Otherwise you are just adding official routes to the unofficial ones
Can’t argue too much with this, but only as long as you do fuck all else to fix the asylum system.
Earlier in the year, a large proportion of the boat crossings were Afghan asylum seekers, because the schemes set up to rescue Afghan people who’d worked alongside the British army and British companies in Afghanistan failed. Out of the thousands promised rescue, they’d resettled single digits worth of people. Had that scheme been functioning, the numbers of Afghan people crossing by boat would have been hugely reduced. With the bonus that they would have been vetted and identified before even entering the UK and more women and children could have been helped. The government’s failure here increased the boat crossings.
Not one person has been accepted and evacuated from Afghanistan under the Home Office’s Afghan citizens’ resettlement scheme (ACRS), launched in January (2022)
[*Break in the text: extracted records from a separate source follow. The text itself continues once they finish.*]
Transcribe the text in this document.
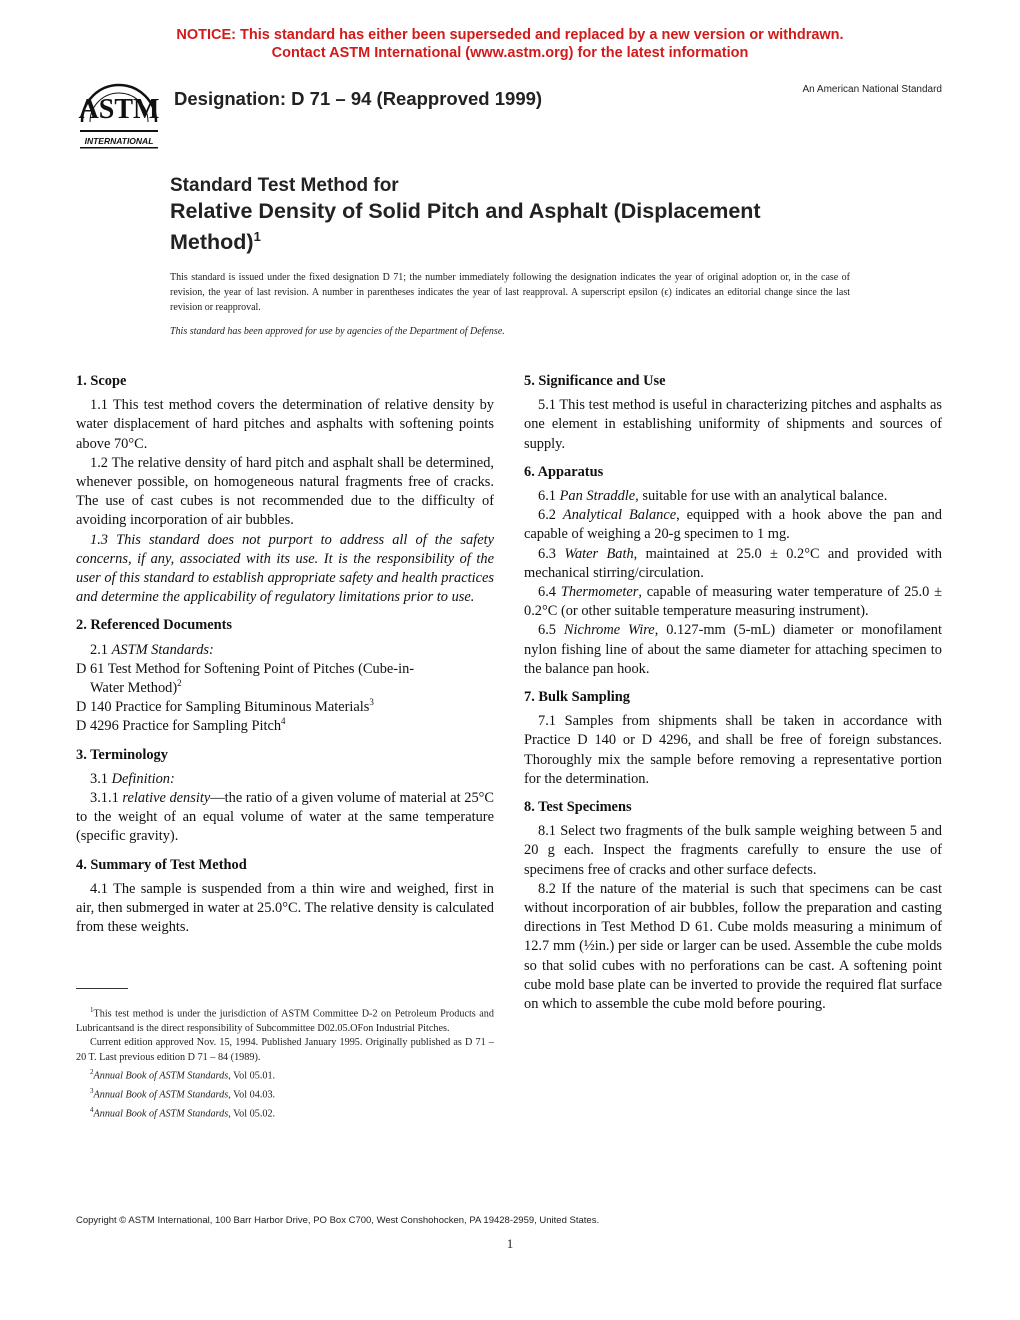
NOTICE: This standard has either been superseded and replaced by a new version or withdrawn.
Contact ASTM International (www.astm.org) for the latest information
ASTM
INTERNATIONAL
Designation: D 71 – 94 (Reapproved 1999)	An American National Standard
Standard Test Method for
Relative Density of Solid Pitch and Asphalt (Displacement
Method)$^1$
This standard is issued under the fixed designation D 71; the number immediately following the designation indicates the year of original adoption or, in the case of revision, the year of last revision. A number in parentheses indicates the year of last reapproval. A superscript epsilon (ϵ) indicates an editorial change since the last revision or reapproval.
This standard has been approved for use by agencies of the Department of Defense.
1. Scope

1.1 This test method covers the determination of relative density by water displacement of hard pitches and asphalts with softening points above 70°C.

1.2 The relative density of hard pitch and asphalt shall be determined, whenever possible, on homogeneous natural fragments free of cracks. The use of cast cubes is not recommended due to the difficulty of avoiding incorporation of air bubbles.

1.3 This standard does not purport to address all of the safety concerns, if any, associated with its use. It is the responsibility of the user of this standard to establish appropriate safety and health practices and determine the applicability of regulatory limitations prior to use.

2. Referenced Documents

2.1 ASTM Standards:

D 61 Test Method for Softening Point of Pitches (Cube-in-
Water Method)$^2$

D 140 Practice for Sampling Bituminous Materials$^3$

D 4296 Practice for Sampling Pitch$^4$

3. Terminology

3.1 Definition:

3.1.1 relative density—the ratio of a given volume of material at 25°C to the weight of an equal volume of water at the same temperature (specific gravity).

4. Summary of Test Method

4.1 The sample is suspended from a thin wire and weighed, first in air, then submerged in water at 25.0°C. The relative density is calculated from these weights.

5. Significance and Use

5.1 This test method is useful in characterizing pitches and asphalts as one element in establishing uniformity of shipments and sources of supply.

6. Apparatus

6.1 Pan Straddle, suitable for use with an analytical balance.

6.2 Analytical Balance, equipped with a hook above the pan and capable of weighing a 20-g specimen to 1 mg.

6.3 Water Bath, maintained at 25.0 ± 0.2°C and provided with mechanical stirring/circulation.

6.4 Thermometer, capable of measuring water temperature of 25.0 ± 0.2°C (or other suitable temperature measuring instrument).

6.5 Nichrome Wire, 0.127-mm (5-mL) diameter or monofilament nylon fishing line of about the same diameter for attaching specimen to the balance pan hook.

7. Bulk Sampling

7.1 Samples from shipments shall be taken in accordance with Practice D 140 or D 4296, and shall be free of foreign substances. Thoroughly mix the sample before removing a representative portion for the determination.

8. Test Specimens

8.1 Select two fragments of the bulk sample weighing between 5 and 20 g each. Inspect the fragments carefully to ensure the use of specimens free of cracks and other surface defects.

8.2 If the nature of the material is such that specimens can be cast without incorporation of air bubbles, follow the preparation and casting directions in Test Method D 61. Cube molds measuring a minimum of 12.7 mm (½in.) per side or larger can be used. Assemble the cube molds so that solid cubes with no perforations can be cast. A softening point cube mold base plate can be inverted to provide the required flat surface on which to assemble the cube mold before pouring.

$^1$This test method is under the jurisdiction of ASTM Committee D-2 on Petroleum Products and Lubricantsand is the direct responsibility of Subcommittee D02.05.OFon Industrial Pitches.

Current edition approved Nov. 15, 1994. Published January 1995. Originally published as D 71 – 20 T. Last previous edition D 71 – 84 (1989).

$^2$Annual Book of ASTM Standards, Vol 05.01.

$^3$Annual Book of ASTM Standards, Vol 04.03.

$^4$Annual Book of ASTM Standards, Vol 05.02.

Copyright © ASTM International, 100 Barr Harbor Drive, PO Box C700, West Conshohocken, PA 19428-2959, United States.
1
www.theguardian.com/world/2022/dec/03/revealed-uk-has-failed-to-resettle-afghans-facing-torture-and-death-despite-promise?CMP=Share_iOSApp_Other
Now the numbers of Albanians are higher because (as I’ve said multiple times on this thread now) the government’s failure to tackle modern slavery and trafficking means it’s much easier for Albanian criminal gangs to work in the UK than similar European countries.
So, agreed - just setting up safe routes alone might not stop all boat crossings. But setting up safe routes in countries we receive the most asylum seekers and making sure those schemes function would help stop boat crossings. Tackling the trafficking gangs that lead to increased boat crossings would reduce the boat crossings.
Illegal crossings would still happen because desperate people are desperate, but if you cut the numbers of Afghans and Albanians from the boat crossing the numbers would be infinitely more manageable.